In this article, we solved the problem of calculating the amount of water using C#. Through the process of designing and implementing the algorithm step by step, we were able to confirm problem types that are frequently encountered in coding tests.
I hope this lecture helps you in your preparation for coding tests.

C# Coding Test Course, Counting Steps

1. Problem Description

The staircase number is a problem of counting numbers that meet specific conditions.
Given a number N, we will address the problem of finding N-digit staircase numbers.
A staircase number is a number where each digit must be either one more or one less than the next digit. For example, 1234 and 3210 are staircase numbers.
However, 1123 and 2222 are not staircase numbers.
This problem will help you understand the basic ideas and implementation methods of dynamic programming.

2. Input & Output Format

Input

N (1 ≤ N ≤ 100), the given natural number N represents the number of digits in the staircase number.

Output

Print the number of N-digit staircase numbers modulo 1,000,000,000.

3. Approach to the Problem

To count staircase numbers, we need to choose a dynamic programming method.
We can approach the problem in the following way.
To find N-digit staircase numbers, we calculate values using (N-1)-digit staircase numbers.
We can find the following rules:

  • If each digit is 0, the next digit can only be 1.
  • If each digit is 9, the next digit can only be 8.
  • If each digit is between 1 and 8, there are two options for the next digit: one less or one more.

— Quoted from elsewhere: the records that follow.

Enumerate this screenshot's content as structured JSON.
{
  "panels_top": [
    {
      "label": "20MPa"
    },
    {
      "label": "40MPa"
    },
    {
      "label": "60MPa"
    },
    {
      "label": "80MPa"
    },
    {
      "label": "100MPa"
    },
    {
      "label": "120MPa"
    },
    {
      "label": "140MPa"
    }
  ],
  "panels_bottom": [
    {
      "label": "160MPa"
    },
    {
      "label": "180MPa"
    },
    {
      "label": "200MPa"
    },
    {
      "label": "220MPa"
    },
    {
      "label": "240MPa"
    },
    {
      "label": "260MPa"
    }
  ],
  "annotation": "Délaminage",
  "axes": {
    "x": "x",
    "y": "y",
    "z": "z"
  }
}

Based on this, we can construct a DP table and keep track of staircase numbers for each digit,
ultimately allowing us to find the N-digit staircase numbers.
The approach involves initializing the DP array and gradually filling it out.

4. C# Code Implementation

Now we will implement the code to find staircase numbers in C#.
Below is the C# code to solve the problem.


using System;

class Program
{
    static void Main()
    {
        int N = int.Parse(Console.ReadLine());
        long[,] dp = new long[N + 1, 10];

        // Initialize 1-digit staircase numbers (1~9)
        for (int i = 1; i <= 9; i++)
        {
            dp[1, i] = 1;
        }

        // Use DP to find N-digit staircase numbers
        for (int i = 2; i <= N; i++)
        {
            for (int j = 0; j <= 9; j++)
            {
                if (j == 0)
                {
                    dp[i, j] = dp[i - 1, j + 1] % 1000000000; // 0 -> 1
                }
                else if (j == 9)
                {
                    dp[i, j] = dp[i - 1, j - 1] % 1000000000; // 9 -> 8
                }
                else
                {
                    dp[i, j] = (dp[i - 1, j - 1] + dp[i - 1, j + 1]) % 1000000000; // j-1, j+1
                }
            }
        }

        // Calculate the total number of N-digit staircase numbers
        long result = 0;
        for (int j = 0; j <= 9; j++)
        {
            result = (result + dp[N, j]) % 1000000000;
        }

        // Print the result
        Console.WriteLine(result);
    }
}
            

5. Code Explanation

I will explain the code step by step.
1. First, read the value of N from the user’s input.
2. Create a two-dimensional array dp, where dp[i, j] stores the number of i-digit staircase numbers ending with j.
3. Since 1-digit numbers can only use digits from 1 to 9, we initialize this.
4. Next, we calculate the number of digits from 2 up to N.
5. Each digit’s calculation is done according to the rules explained above.
6. Finally, sum all N-digit staircase numbers and print the result.

6. Complexity Analysis

The time complexity of this algorithm is O(N).
When N is 100, we check the possibilities for each digit through a double loop,
which results in O(N) * O(10) = O(N).
The space complexity is O(N * 10), indicating relatively low memory usage.

7. Example

Input Example


3
            

Output Example


32
            

In the above example, there are 32 three-digit staircase numbers.
This helps to understand the problem.

8. Conclusion

In this tutorial, we learned the basic concepts of dynamic programming
through the problem of finding staircase numbers.
The staircase number problem can serve as a good practice problem to improve algorithm skills.
I hope you gain more experience by solving various problems.
Continue to challenge yourself with algorithm problem-solving!